Although rarely used specifically as a medicinal herb, the onion has a wide range of beneficial actions on the body and when eaten (especially raw) on a regular basis will promote the general health of the body. The bulb is anthelmintic, anti-inflammatory, antiseptic, antispasmodic, carminative, diuretic, expectorant, febrifuge, hypoglycaemic, hypotensive, lithontripic, stomachic and tonic. When used regularly in the diet it offsets tendencies towards angina, arteriosclerosis and heart attack. It is also useful in preventing oral infection and tooth decay. Baked onions can be used as a poultice to remove pus from sores. Fresh onion juice is a very useful first aid treatment for bee and wasp stings, bites, grazes or fungal skin complaints. When warmed the juice can be dropped into the ear to treat earache. It also aids the formation of scar tissue on wounds, thus speeding up the healing process, and has been used as a cosmetic to remove freckles.

Other Uses:-
Cosmetic; Dye; Hair; Polish; Repellent; Rust.

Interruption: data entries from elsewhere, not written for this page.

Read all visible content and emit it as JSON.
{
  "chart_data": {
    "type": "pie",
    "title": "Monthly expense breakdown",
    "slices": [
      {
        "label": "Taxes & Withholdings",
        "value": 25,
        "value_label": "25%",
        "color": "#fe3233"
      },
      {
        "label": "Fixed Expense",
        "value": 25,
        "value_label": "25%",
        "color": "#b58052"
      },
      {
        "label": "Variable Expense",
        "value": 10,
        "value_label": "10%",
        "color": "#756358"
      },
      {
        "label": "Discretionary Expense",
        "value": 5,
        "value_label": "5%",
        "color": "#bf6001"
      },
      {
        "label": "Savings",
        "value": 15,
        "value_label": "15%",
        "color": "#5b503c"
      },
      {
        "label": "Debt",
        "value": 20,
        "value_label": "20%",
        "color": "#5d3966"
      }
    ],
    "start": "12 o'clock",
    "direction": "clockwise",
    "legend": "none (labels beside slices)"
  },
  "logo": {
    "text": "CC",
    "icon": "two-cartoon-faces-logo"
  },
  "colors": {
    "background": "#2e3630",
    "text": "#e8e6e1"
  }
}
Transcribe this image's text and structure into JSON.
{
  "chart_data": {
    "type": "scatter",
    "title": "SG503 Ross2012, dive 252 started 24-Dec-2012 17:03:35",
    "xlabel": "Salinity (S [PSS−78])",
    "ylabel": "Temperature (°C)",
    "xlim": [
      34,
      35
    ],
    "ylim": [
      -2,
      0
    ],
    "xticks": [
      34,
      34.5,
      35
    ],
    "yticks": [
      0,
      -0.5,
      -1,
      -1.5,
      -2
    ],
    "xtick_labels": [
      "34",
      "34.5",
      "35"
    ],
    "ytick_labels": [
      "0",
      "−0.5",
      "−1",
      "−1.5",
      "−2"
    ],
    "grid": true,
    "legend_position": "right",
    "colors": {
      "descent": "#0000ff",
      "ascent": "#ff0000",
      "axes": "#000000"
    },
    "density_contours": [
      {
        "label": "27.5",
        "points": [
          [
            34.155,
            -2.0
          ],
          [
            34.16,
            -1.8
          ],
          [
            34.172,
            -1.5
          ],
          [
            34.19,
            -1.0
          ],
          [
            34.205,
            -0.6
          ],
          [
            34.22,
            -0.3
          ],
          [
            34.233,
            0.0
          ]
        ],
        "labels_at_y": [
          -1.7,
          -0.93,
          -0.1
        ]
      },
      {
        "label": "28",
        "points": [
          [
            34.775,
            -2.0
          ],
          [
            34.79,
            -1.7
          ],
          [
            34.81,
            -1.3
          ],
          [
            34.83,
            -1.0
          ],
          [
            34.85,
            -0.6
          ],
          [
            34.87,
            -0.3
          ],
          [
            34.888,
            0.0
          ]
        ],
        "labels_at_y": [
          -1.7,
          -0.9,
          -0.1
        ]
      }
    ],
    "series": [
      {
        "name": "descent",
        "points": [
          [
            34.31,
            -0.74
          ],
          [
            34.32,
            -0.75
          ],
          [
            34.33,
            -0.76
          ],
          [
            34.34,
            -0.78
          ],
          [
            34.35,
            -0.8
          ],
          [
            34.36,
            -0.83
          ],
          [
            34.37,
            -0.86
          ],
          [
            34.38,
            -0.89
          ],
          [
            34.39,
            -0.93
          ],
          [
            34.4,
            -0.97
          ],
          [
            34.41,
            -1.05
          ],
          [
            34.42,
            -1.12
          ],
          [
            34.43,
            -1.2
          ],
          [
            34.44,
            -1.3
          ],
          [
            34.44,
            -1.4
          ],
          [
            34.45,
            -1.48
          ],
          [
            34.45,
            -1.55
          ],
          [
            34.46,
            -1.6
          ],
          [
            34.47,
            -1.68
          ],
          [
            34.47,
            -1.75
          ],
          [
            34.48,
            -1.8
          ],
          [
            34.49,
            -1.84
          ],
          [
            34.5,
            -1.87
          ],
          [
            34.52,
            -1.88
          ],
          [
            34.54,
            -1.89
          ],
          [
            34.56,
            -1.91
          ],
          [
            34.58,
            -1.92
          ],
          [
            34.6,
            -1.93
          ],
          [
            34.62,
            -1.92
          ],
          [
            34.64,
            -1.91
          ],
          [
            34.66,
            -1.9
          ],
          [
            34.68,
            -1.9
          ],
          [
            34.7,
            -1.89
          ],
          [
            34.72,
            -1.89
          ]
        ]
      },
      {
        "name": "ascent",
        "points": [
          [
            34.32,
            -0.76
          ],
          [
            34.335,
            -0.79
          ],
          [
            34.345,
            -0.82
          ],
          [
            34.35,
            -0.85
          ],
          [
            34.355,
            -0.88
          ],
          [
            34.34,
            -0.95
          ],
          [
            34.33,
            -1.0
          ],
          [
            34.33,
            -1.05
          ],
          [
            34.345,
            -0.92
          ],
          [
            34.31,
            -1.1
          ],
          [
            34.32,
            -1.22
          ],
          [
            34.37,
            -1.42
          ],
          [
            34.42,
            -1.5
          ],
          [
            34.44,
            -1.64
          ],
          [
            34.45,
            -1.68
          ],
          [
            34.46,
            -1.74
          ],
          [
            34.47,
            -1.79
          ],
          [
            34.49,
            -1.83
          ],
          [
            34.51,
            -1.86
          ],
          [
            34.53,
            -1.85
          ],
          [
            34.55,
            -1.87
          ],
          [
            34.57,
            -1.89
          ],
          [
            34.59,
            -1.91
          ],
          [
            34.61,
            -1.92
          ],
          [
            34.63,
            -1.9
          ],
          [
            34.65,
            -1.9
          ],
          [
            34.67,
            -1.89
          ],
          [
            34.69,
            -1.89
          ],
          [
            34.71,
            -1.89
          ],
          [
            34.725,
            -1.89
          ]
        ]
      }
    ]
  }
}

The juice of the plant is used as a moth repellent and can also be rubbed onto the skin to repel insects. The plant juice can be used as a rust preventative on metals and as a polish for copper and glass. A yellow-brown dye is obtained from the skins of the bulbs. Onion juice rubbed into the skin is said to promote the growth of hair and to be a remedy for baldness. It is also used as a cosmetic to get rid of freckles. The growing plant is said to repel insects and moles. A spray made by pouring enough boiling water to cover 1kg of chopped unpeeled onions is said to increase the resistance of other plants to diseases and parasites.

Known Hazards :-  There have been cases of poisoning caused by the consumption, in large quantities and by some mammals, of this plant. Dogs seem to be particularly susceptible.

Disclaimer:The information presented herein is intended for educational purposes only. Individual results may vary, and before using any supplements, it is always advisable to consult with your own health care provider.